Blood Falls, found in 1911 by the Australian geologist Griffith Taylor, is famous for its sporadic releases of iron-rich salty water from the Taylor Glacier into the ice-covered surface of West Lake Bonney in Victoria Land of East Antarctica, Xinhua news agency reported. The brine turns red when the iron contacts air, a mystery since its finding.

In a study published in the Journal of Glaciology, the research team led by the University of Alaska Fairbanks (UAF) and Colorado College described the brine's path of 300 feet (91 meters) from beneath Taylor Glacier to the waterfall, as new evidence linking it to a large source of salty water that may have been trapped under the glacier for more than one million years.

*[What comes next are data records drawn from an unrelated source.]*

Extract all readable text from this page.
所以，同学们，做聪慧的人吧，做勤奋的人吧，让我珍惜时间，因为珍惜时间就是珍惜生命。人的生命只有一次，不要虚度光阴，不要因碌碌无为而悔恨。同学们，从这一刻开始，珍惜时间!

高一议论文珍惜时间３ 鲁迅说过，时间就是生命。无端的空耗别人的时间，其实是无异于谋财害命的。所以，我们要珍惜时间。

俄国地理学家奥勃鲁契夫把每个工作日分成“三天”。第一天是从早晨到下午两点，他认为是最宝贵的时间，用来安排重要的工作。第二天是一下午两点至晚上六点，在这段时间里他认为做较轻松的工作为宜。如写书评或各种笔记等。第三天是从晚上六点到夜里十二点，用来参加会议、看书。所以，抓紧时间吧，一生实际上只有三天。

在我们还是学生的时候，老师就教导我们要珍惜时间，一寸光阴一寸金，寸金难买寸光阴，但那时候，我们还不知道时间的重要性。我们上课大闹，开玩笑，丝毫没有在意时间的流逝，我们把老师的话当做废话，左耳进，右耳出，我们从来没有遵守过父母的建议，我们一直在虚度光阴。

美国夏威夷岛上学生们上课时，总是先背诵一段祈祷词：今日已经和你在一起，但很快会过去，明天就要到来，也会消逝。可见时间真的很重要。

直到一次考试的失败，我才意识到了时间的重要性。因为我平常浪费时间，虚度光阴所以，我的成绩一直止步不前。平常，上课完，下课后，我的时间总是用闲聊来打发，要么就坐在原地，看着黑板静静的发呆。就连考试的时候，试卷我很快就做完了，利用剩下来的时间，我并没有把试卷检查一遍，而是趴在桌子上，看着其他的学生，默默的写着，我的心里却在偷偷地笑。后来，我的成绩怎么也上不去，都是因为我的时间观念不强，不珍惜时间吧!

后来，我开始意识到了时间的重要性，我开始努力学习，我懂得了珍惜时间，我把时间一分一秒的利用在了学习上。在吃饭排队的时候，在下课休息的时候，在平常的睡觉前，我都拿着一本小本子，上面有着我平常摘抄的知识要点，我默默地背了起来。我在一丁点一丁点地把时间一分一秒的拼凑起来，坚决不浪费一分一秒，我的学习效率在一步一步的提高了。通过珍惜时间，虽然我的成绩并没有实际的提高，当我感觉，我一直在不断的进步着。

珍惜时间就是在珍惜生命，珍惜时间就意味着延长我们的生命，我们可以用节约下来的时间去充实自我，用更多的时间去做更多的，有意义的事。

The team tracked the brine with radio-echo sounding, a radar method that uses two antenna – one to transmit electrical pulses and one to receive the signals. "We moved the antennae around the glacier in grid-like patterns so that we could 'see' what was underneath the ice, kind of like a bat uses echolocati­on to 'see' things around it,"co-author Christina Carr, a doctoral student at UAF, said.

"The salts in the brine made this discovery possible by amplifying contrast with the fresh glacier ice," said lead author Jessica Badgeley.

UAF glaciologi­st Erin Pettit said her team made another significan­t discovery that liquid water can persist inside an extremely cold glacier, against previous belief among scientists that this was nearly impossible.

"While it sounds counterint­uitive, water releases heat as it freezes, and that heat warms the surroundin­g colder ice," she explained. Taylor Glacier is now the coldest known glacier to have persistent­ly flowing water.